Peter Hedley on Transport
Well there you can see the, the way it was all laid out but that’s looking at East Cowes but you see there’s one ship there, another there, another there, another there so they have four ways, as they were called, where they could build the ships and what was the Submarine Shed is there and just over here would be the Chain Ferry area but that’s looking at East Cowes but now that’s all gone, they’ve shuttered it all along and in-filled it all so it’s all flat now, built on, which actually has increased the tide, the rate of tide there to an extent where when we used to race dinghies in Folly Regatta, we used to race down the river, round number four gas harbour buoy, just off the Squadron and race back up the river.
You wouldn’t get against that tide now, in any conditions of wind. The tide, because they’ve narrowed it and also taken a lot more spoil out to form the Marinas etc. up above the Floating Bridge and when the Good Lord floods the tide, he fills all that area and of course it’s all got to come out on an ebb tide and it … the amount of water, extra water that’s gone up there has got to come out and it’s sped up because it’s narrowed just near the Floating Bridge and that’s one of the big problems with the Floating Bridge at the moment, being pushed down hard against the chains.

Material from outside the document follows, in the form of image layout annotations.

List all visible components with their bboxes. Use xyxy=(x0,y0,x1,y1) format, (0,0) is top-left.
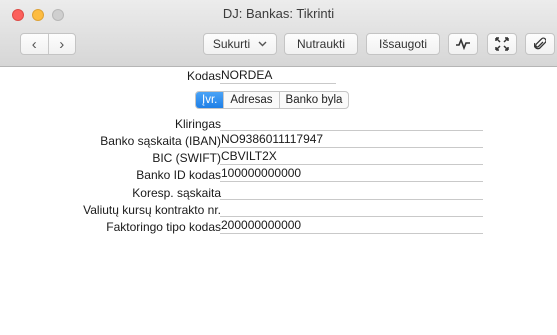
swift-label: BIC (SWIFT) xyxy=(152,151,221,165)
bank-id-label: Banko ID kodas xyxy=(136,168,221,182)
attachment-button[interactable] xyxy=(525,33,555,55)
iban-field[interactable]: NO9386011117947 xyxy=(220,132,483,148)
code-field[interactable]: NORDEA xyxy=(220,68,336,84)
expand-icon xyxy=(495,37,509,51)
bank-id-field[interactable]: 100000000000 xyxy=(220,166,483,182)
titlebar: DJ: Bankas: Tikrinti ‹ › Sukurti Nutrauk… xyxy=(0,0,557,67)
tab-address[interactable]: Adresas xyxy=(223,92,278,108)
app-window: DJ: Bankas: Tikrinti ‹ › Sukurti Nutrauk… xyxy=(0,0,557,335)
fx-contract-field[interactable] xyxy=(220,201,483,217)
tab-general[interactable]: Įvr. xyxy=(196,92,224,108)
activity-icon xyxy=(456,38,470,50)
back-button[interactable]: ‹ xyxy=(21,34,48,54)
tab-bar: Įvr. Adresas Banko byla xyxy=(195,91,350,109)
create-dropdown[interactable]: Sukurti xyxy=(203,33,277,55)
factoring-type-label: Faktoringo tipo kodas xyxy=(106,220,221,234)
window-title: DJ: Bankas: Tikrinti xyxy=(222,6,335,21)
clearing-label: Kliringas xyxy=(174,117,221,131)
factoring-type-field[interactable]: 200000000000 xyxy=(220,218,483,234)
paperclip-icon xyxy=(534,37,546,49)
save-label: Išsaugoti xyxy=(378,37,428,51)
save-button[interactable]: Išsaugoti xyxy=(366,33,440,55)
tab-bank-file[interactable]: Banko byla xyxy=(278,92,349,108)
fx-contract-label: Valiutų kursų kontrakto nr. xyxy=(83,203,221,217)
nav-back-forward: ‹ › xyxy=(20,33,76,55)
code-label: Kodas xyxy=(186,69,221,83)
swift-field[interactable]: CBVILT2X xyxy=(220,149,483,165)
correspondent-account-field[interactable] xyxy=(220,184,483,200)
cancel-label: Nutraukti xyxy=(296,37,346,51)
clearing-field[interactable] xyxy=(220,115,483,131)
chevron-down-icon xyxy=(258,41,267,47)
correspondent-account-label: Koresp. sąskaita xyxy=(132,186,221,200)
iban-label: Banko sąskaita (IBAN) xyxy=(100,134,221,148)
forward-button[interactable]: › xyxy=(47,34,76,54)
create-label: Sukurti xyxy=(212,37,251,51)
cancel-button[interactable]: Nutraukti xyxy=(284,33,358,55)
expand-button[interactable] xyxy=(487,33,517,55)
activity-button[interactable] xyxy=(448,33,478,55)
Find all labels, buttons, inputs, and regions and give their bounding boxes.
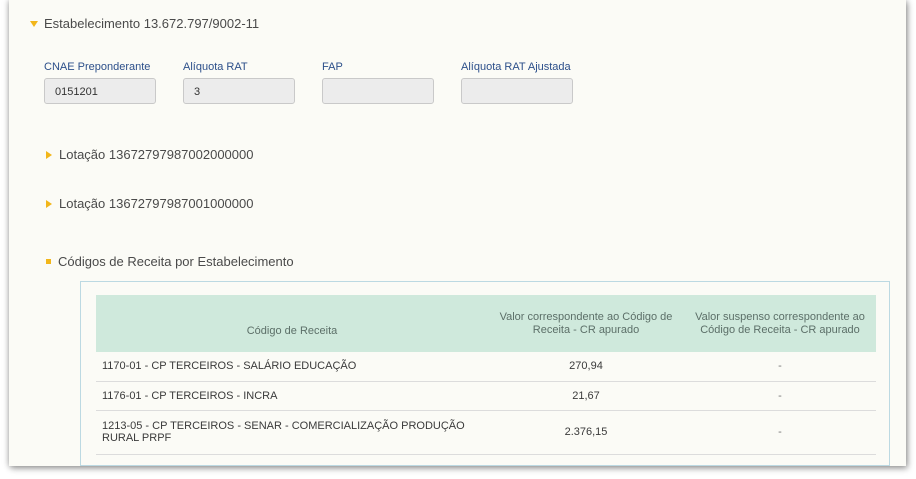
caret-right-icon [46, 150, 52, 159]
header-codigo: Código de Receita [96, 295, 488, 352]
estabelecimento-header[interactable]: Estabelecimento 13.672.797/9002-11 [30, 16, 259, 31]
cell-codigo: 1170-01 - CP TERCEIROS - SALÁRIO EDUCAÇÃ… [96, 352, 488, 382]
aliquota-rat-ajustada-field: Alíquota RAT Ajustada [461, 61, 573, 104]
cnae-label: CNAE Preponderante [44, 61, 151, 73]
cell-suspenso: - [684, 352, 876, 382]
aliquota-rat-ajustada-input[interactable] [461, 78, 573, 104]
codigos-title: Códigos de Receita por Estabelecimento [58, 254, 294, 269]
aliquota-rat-field: Alíquota RAT 3 [183, 61, 295, 104]
lotacao-header-2[interactable]: Lotação 13672797987001000000 [46, 196, 253, 211]
content-panel: Estabelecimento 13.672.797/9002-11 CNAE … [9, 0, 906, 466]
codigos-header[interactable]: Códigos de Receita por Estabelecimento [46, 254, 294, 269]
square-bullet-icon [46, 259, 51, 264]
codigos-table-container: Código de Receita Valor correspondente a… [80, 281, 890, 466]
caret-down-icon [30, 20, 38, 27]
lotacao-header-1[interactable]: Lotação 13672797987002000000 [46, 147, 253, 162]
lotacao-title-2: Lotação 13672797987001000000 [59, 196, 254, 211]
header-valor: Valor correspondente ao Código de Receit… [488, 295, 684, 352]
codigos-table: Código de Receita Valor correspondente a… [96, 295, 876, 455]
fap-input[interactable] [322, 78, 434, 104]
fap-field: FAP [322, 61, 434, 104]
aliquota-rat-label: Alíquota RAT [183, 61, 248, 73]
table-row: 1170-01 - CP TERCEIROS - SALÁRIO EDUCAÇÃ… [96, 352, 876, 382]
aliquota-rat-ajustada-label: Alíquota RAT Ajustada [461, 61, 571, 73]
aliquota-rat-input[interactable]: 3 [183, 78, 295, 104]
cell-codigo: 1176-01 - CP TERCEIROS - INCRA [96, 381, 488, 411]
estabelecimento-title: Estabelecimento 13.672.797/9002-11 [44, 16, 260, 31]
cnae-input[interactable]: 0151201 [44, 78, 156, 104]
cell-valor: 270,94 [488, 352, 684, 382]
cell-codigo: 1213-05 - CP TERCEIROS - SENAR - COMERCI… [96, 410, 488, 455]
cell-valor: 21,67 [488, 381, 684, 411]
table-header-row: Código de Receita Valor correspondente a… [96, 295, 876, 352]
caret-right-icon [46, 199, 52, 208]
fap-label: FAP [322, 61, 343, 73]
table-row: 1213-05 - CP TERCEIROS - SENAR - COMERCI… [96, 410, 876, 455]
header-suspenso: Valor suspenso correspondente ao Código … [684, 295, 876, 352]
cnae-field: CNAE Preponderante 0151201 [44, 61, 156, 104]
table-row: 1176-01 - CP TERCEIROS - INCRA 21,67 - [96, 381, 876, 411]
cell-valor: 2.376,15 [488, 410, 684, 455]
lotacao-title-1: Lotação 13672797987002000000 [59, 147, 254, 162]
cell-suspenso: - [684, 410, 876, 455]
cell-suspenso: - [684, 381, 876, 411]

This is Bannisters, the rope works, I remember going round this with my grandfather. My grandfather, he was Manager at Shepperd’s which used to import a lot of the things into the Island, coal and anything that had to come over in their, their little ships, um, and was offloaded at Medina Road there and he was Manager there.
This Bannisters was just up the road from where he worked and he knew the people and he took me round this, er, rope making area and the road, um, the road, Medina Road, no it’s not Medina Road, it’s another road, they’ve taken the hump out of it and the hump was put into it to allow this walk rope way and now they’ve flattened it out because of course they don’t use that tunnel any more.
Lisa: And, this is a tunnel?
Yes that’s a tunnel which went under the road and under a lot of the houses and things. And, there was another tunnel which went from Mill Hill to Cowes railway station, um, I don’t know what they use that tunnel for now, but they did a lot of work for all the rope works in their day.